С тех самых пор, если верить этой легенде, прошло очень много лет, так что даже не помнят, кто первый рассказал эту невеселую сказку о человеческих душах, чьи судьбы решаются на этом мрачном утесе. И знать нам, смертным, этого не дано, ибо не перенести нам непосильного знания, так как едва-едва с жизнью мы своей незамысловатой справляемся. А уж если кто осмелится, или случайно узнает, эту правду, тот разумом и счастьем сразу же расстанется. Да впрочем, все это сказки, что о душе, что о судьбе, да и кто из смертных мог это все узнать и рассказать, когда знаем мы, что сразу помешался бы и не донес до нас этого ненужного никому знания! Все это оттого, что любим мы во все вкладывать особый смысл, а есть ли он вообще? Да и как верить всем этим историям. Ведь если верить селянам, шапку того несчастного через несколько дней нашли рядом с деревней возле дома в не помятой траве, прямо за домом, что стоит как раз напротив злосчастного утеса. Правда, жена долго не могла узнать в ней шапку мужа, утверждая, что овчина была черная, а эта с проседью, но вышиты были на ней ее рукой инициалы мужа. Ну что возьмешь с несчастной женщины, потерявшей дочь и мужа, и то хорошо, что с ума не сошла. А может быть мне это просто приснилось в одну из теплых ночей, проведенных в горах?
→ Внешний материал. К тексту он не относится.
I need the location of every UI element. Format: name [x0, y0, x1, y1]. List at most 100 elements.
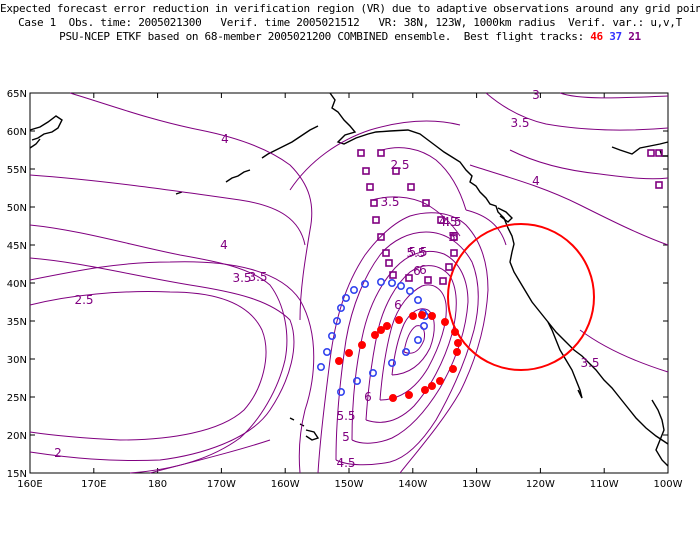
longitude-label: 160W — [271, 479, 300, 490]
track-blue-point — [387, 278, 396, 287]
gulf-mexico-coast — [651, 399, 669, 467]
contour-label: 5 — [451, 230, 459, 244]
flight-track-blue — [316, 277, 429, 396]
contour-label: 5.5 — [406, 246, 425, 260]
track-red-point — [421, 386, 429, 394]
contour-label: 5.5 — [408, 245, 427, 259]
kamchatka-coast — [29, 115, 63, 141]
track-blue-point — [349, 285, 358, 294]
track-red-point — [335, 357, 343, 365]
latitude-label: 55N — [7, 165, 27, 176]
track-blue-point — [336, 387, 345, 396]
track-purple-point — [357, 149, 365, 157]
track-purple-point — [655, 149, 663, 157]
contour-label: 4 — [532, 174, 540, 188]
track-blue-point — [376, 277, 385, 286]
track-purple-point — [647, 149, 655, 157]
track-purple-point — [370, 199, 378, 207]
title-line-2: Case 1 Obs. time: 2005021300 Verif. time… — [18, 16, 682, 29]
longitude-label: 130W — [462, 479, 491, 490]
contour-label: 6 — [419, 263, 427, 277]
track-red-point — [436, 377, 444, 385]
track-blue-point — [419, 321, 428, 330]
track-blue-point — [316, 362, 325, 371]
longitude-label: 100W — [654, 479, 683, 490]
track-blue-point — [327, 331, 336, 340]
track-purple-point — [385, 259, 393, 267]
track-purple-point — [439, 277, 447, 285]
latitude-label: 30N — [7, 355, 27, 366]
contour-label: 3.5 — [510, 116, 529, 130]
longitude-labels: 160E 170E 180 170W 160W 150W 140W 130W 120W 110W 1… — [17, 479, 682, 490]
track-blue-point — [387, 358, 396, 367]
track-blue-point — [368, 368, 377, 377]
longitude-label: 110W — [590, 479, 619, 490]
contour-label: 3.5 — [232, 271, 251, 285]
latitude-label: 25N — [7, 393, 27, 404]
track-purple-point — [445, 263, 453, 271]
track-purple-point — [407, 183, 415, 191]
verification-region-circle — [447, 223, 595, 371]
track-purple-point — [366, 183, 374, 191]
track-purple-point — [377, 233, 385, 241]
contour-labels: 22.53.543.544.555.56665.554.53.53.544.55… — [54, 88, 599, 470]
track-red-point — [449, 365, 457, 373]
latitude-label: 60N — [7, 127, 27, 138]
track-purple-point — [655, 181, 663, 189]
track-red-point — [395, 316, 403, 324]
title-line-1: Expected forecast error reduction in ver… — [0, 2, 700, 15]
latitude-label: 65N — [7, 89, 27, 100]
track-purple-point — [372, 216, 380, 224]
contour-label: 2.5 — [74, 293, 93, 307]
title-line-3-text: PSU-NCEP ETKF based on 68-member 2005021… — [59, 30, 591, 43]
contour-label: 4.5 — [336, 456, 355, 470]
latitude-labels: 65N 60N 55N 50N 45N 40N 35N 30N 25N 20N 15N — [7, 89, 27, 480]
latitude-label: 40N — [7, 279, 27, 290]
track-purple-point — [450, 249, 458, 257]
contour-label: 4.5 — [442, 215, 461, 229]
track-blue-point — [413, 295, 422, 304]
track-red-point — [358, 341, 366, 349]
track-blue-point — [396, 281, 405, 290]
map-frame — [29, 92, 669, 474]
contour-label: 3.5 — [248, 270, 267, 284]
title-line-3: PSU-NCEP ETKF based on 68-member 2005021… — [0, 30, 700, 43]
contour-label: 6 — [364, 390, 372, 404]
contour-label: 5 — [448, 230, 456, 244]
longitude-label: 170W — [207, 479, 236, 490]
longitude-label: 140W — [398, 479, 427, 490]
track-purple-point — [392, 167, 400, 175]
coastlines — [29, 92, 669, 467]
track-red-point — [451, 328, 459, 336]
latitude-label: 35N — [7, 317, 27, 328]
track-purple-point — [450, 233, 458, 241]
track-red-point — [453, 348, 461, 356]
alaska-coast — [329, 92, 669, 445]
track-red-point — [383, 322, 391, 330]
track-purple-point — [382, 249, 390, 257]
contour-label: 5.5 — [336, 409, 355, 423]
track-red-point — [418, 311, 426, 319]
contour-label: 3.5 — [580, 356, 599, 370]
latitude-label: 45N — [7, 241, 27, 252]
track-blue-point — [360, 279, 369, 288]
latitude-label: 20N — [7, 431, 27, 442]
track-red-point — [371, 331, 379, 339]
track-red-point — [409, 312, 417, 320]
track-purple-point — [389, 271, 397, 279]
track-count-blue: 37 — [609, 30, 622, 43]
track-blue-point — [413, 335, 422, 344]
contour-label: 3 — [532, 88, 540, 102]
track-red-point — [377, 326, 385, 334]
track-purple-point — [422, 199, 430, 207]
longitude-label: 160E — [17, 479, 42, 490]
track-red-point — [345, 349, 353, 357]
track-blue-point — [336, 303, 345, 312]
track-blue-point — [332, 316, 341, 325]
track-purple-point — [362, 167, 370, 175]
track-blue-point — [405, 286, 414, 295]
flight-track-red — [335, 311, 462, 402]
longitude-label: 170E — [81, 479, 106, 490]
contour-label: 4 — [220, 238, 228, 252]
track-red-point — [389, 394, 397, 402]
Я так много путешествовал, что и не вспомню в каких горах это было и когда, а уж, тем более, кто мне это рассказал, я уже точно никогда не вспомню. Даже не спрашивайте.
Эпилог
Ящерица лежа на отполированном временем камне, щурясь от света, с опаской, поглядывала на сидящую невдалеке птичку, чистившую неподалеку перышки, боязливо оглядывающуюся вокруг, не обращая на ящерицу внимания. Сами того не замечая, они радовали и удивляли вечные камни гор своей способностью жить. Как, наверное, нас удивляют и радуют в теплую августовскую ночь мириады недостижимых звезд. И горы давали им приют, защищая их гнезда неприступностью склонов, и скучая тихо вздыхали, когда их недолговечные любимцы вдруг задерживались. И тогда вдруг падал со склона камень, а путник рассеянно озирался, вырванный из своих воспоминаний. Только самый высокий утес был одинок, птицы облетали его, а ящерицы и змеи избегали его. Он не испытывал к жизни интереса, так как, наверное, слишком много знал и помнил о ней каждой своей песчинкой. Он не был злым и ненавидящим жизнь, а лишь старательно оберегал живущих от своей горькой и никому не нужной тайны…
Утес
Жизнь притихла, замерла от переизбытка тепла и света, дожидаясь спасительного прохладного вечера. Петляя в берегах куда-то текла задумчивая река. Раскаленные лучи солнца тонули в ее мокрой приятной прохладе, лишь иногда скользнув по ее поверхности ослепляли случайного прохожего.
Реке было скучно. Она играла острыми листьями камыша, вслушиваясь в их шорох и журча о чем-то говорила с ними, перекладывая с места на место цветные камушки и ракушки. В прозрачной прохладе сновали юркие серебристые рыбки, торопливые и неумолимые как сама жизнь. Суетясь и что-то отнимая другу у друга охотились, ссорились, играли… одним словом делали все то, что называется жизнью. Жизнь не ждала их и они не останавливались, хрупкие и недолговечные. Кто знает, завидовали ли они воде и камням, свободным от скоротечной жизни, а может быть, они гордились тем, что они живые. Реке не было до них дела. Ее беспокоил и волновал прекрасный Утес. Может быть она даже любила его, а потому молча, с робостью огибала его, тихо любуясь его величественным ликом. Он погруженный, в свои мысли, возвышаясь над ней, не замечал ее молчаливых чувств.
Природа подарила утесу редкой красоты, мужское лицо, вырезанное в плотной и темной глине. Иногда, скучая, он разглядывал свое отражение в зеркале голубых глаз реки, а она любовалась им, покрывалась зеркальной гладью, и ей нравилось делать ему приятно. Она видела правильные черты его благородного лица, увенчанные седой порослью ковыля, снизу утопающее в богатырской бороде с проседью известняка.